In Antwort auf:
Das Kapital hat einen Horror vor Abwesenheit von Profit oder sehr kleinem Profit, wie die Natur vor der Leere. Mit entsprechendem Profit wird Kapital kühn. Zehn Prozent sicher, und man kann es überall anwenden; 20 Prozent, es wird lebhaft; 50 Prozent, positiv waghalsig; für 100 Prozent stampft es alle menschlichen Gesetze unter seinen Fuß; 300 Prozent, und es existiert kein Verbrechen, das es nicht riskiert, selbst auf Gefahr des Galgens
Das entscheidende Problem ist meines Erachtens, dass diese Beschreibung nicht nur das anonyme, abstrakte, verteufelungstaugliche „Kapital“ charakterisiert, sondern dass sie das Wesen des realen Menschen kennzeichnet.
Nicht alle Menschen sind so. Aber viele. Und leider vor allem die, auf die es ankommt: Die Leistungsfähigen!
Man kann sicher Gesellschaftsmodelle mit einem hohen Maß an sozialer Gerechtigkeit entwickeln. Wenn man genügend Zeit und die Möglichkeit der Realisierung hat und genügend Energie hinein steckt, dann funktionieren sie auch eine Weile. Das ist wie mit den „Labilen Gleichgewichten“ in der Physik oder der Chemie. Hält man die Bedingungen punktgenau stabil, dann hält auch das Gleichgewicht. Die kleinste Störung führt jedoch unweigerlich zum Kollaps.
Die Soziale Marktwirtschaft war so eine synthetische Ordnung, die auf den Grundlagen Massenwohlstand und Massenethik basierte.
Die Bedingungen waren folglich: Überfluss und flächendeckende Bildung.
Aber sie konnte nicht stabilisiert werden, weil sie nicht dem urtypischen Wesen des Menschen entsprach.
In dem Moment, wo der Überfluss schwand, verschwand auch die Akzeptanz der Solidarität mit den Schwachen.
Und in dem Moment, wo die Homogenität der nachwachsenden Generation schwand, verschwand auch die Möglichkeit der Erhaltung eines tragfähigen ethischen Konsenses, einer „nationalen Ethik“ könnte man vielleicht sagen.

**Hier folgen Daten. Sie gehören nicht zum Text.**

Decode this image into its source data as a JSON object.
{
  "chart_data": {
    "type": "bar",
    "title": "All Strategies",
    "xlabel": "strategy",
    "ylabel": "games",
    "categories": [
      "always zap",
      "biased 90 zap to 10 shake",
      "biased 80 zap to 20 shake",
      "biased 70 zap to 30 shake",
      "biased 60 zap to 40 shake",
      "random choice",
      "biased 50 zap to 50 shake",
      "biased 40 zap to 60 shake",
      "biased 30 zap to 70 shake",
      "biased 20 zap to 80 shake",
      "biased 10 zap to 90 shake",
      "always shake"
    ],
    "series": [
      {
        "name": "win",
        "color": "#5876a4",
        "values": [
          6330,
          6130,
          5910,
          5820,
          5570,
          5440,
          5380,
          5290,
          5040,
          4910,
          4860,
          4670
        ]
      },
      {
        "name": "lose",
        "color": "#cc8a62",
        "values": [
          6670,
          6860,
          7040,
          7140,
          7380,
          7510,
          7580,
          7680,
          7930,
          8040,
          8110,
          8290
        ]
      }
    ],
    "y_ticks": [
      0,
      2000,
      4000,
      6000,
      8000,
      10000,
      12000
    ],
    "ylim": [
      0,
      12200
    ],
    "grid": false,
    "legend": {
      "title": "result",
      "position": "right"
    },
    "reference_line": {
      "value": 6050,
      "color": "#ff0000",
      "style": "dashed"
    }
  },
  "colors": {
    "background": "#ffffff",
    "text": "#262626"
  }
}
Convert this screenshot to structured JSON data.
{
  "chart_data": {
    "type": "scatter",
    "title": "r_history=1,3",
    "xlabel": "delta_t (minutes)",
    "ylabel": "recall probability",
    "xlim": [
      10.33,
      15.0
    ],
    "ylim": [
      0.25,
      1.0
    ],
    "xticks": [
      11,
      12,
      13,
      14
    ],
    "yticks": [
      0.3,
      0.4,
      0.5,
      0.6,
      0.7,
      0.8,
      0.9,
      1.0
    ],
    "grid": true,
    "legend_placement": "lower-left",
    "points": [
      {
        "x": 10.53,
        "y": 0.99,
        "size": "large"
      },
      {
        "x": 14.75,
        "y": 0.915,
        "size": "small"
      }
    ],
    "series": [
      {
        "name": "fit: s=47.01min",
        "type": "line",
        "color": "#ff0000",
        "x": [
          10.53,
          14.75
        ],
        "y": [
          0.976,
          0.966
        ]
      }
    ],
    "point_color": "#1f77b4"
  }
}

Die interkulturelle, universelle Ethik wird geprägt durch „Geiz ist geil“ und „Leistung muss sich wieder lohnen!“
Von den Leistungsträgern wird Solidarität nur dann akzeptiert, wenn sie ihnen selbst einen Vorteil bringt.
Der Preis ist: Minderung des primären Gewinns.
Der Ertrag ist: Erhöhung des sekundären Gewinns durch sozialen Frieden.
In der gegenwärtigen Entwicklungsphase werden die Schwachen von den Leistungsträgern nicht als Bedrohung oder als wirtschaftliches Risiko wahrgenommen. Damit entfällt die Notwendigkeit der Solidarität.
Der Zustand „Kapitalismus“ stellt ein
stabiles Gleichgewicht dar. Er stellt sich immer dann ein, wenn man jede vorsätzliche Stabilisierung unterlässt und allen Bedingungen freien Lauf lässt.
Er ist sozusagen selbstentpackend. Er hängt als hässliche *.EXE-Datei an irgend einem Zipfel unseres Genoms und sorgt dafür, dass das Programm „Soziale Gerechtigkeit“ vom Betriebssystem nicht unterstützt wird.
Sozial gerechte Gesellschaften entstehen vermutlich nur nach großen Katastrophen, in Momenten, in denen selbst die Leistungsfähigen überzeugt sind, von einer fundamentalen Veränderung zu profitieren.
So gesehen war die Soziale Marktwirtschaft auch nur ein kurzlebiges Nachkriegsphänomen.
Ich wäre einer der glücklichsten Menschen, wenn man mir beweisen könnte, dass ich damit Unrecht habe.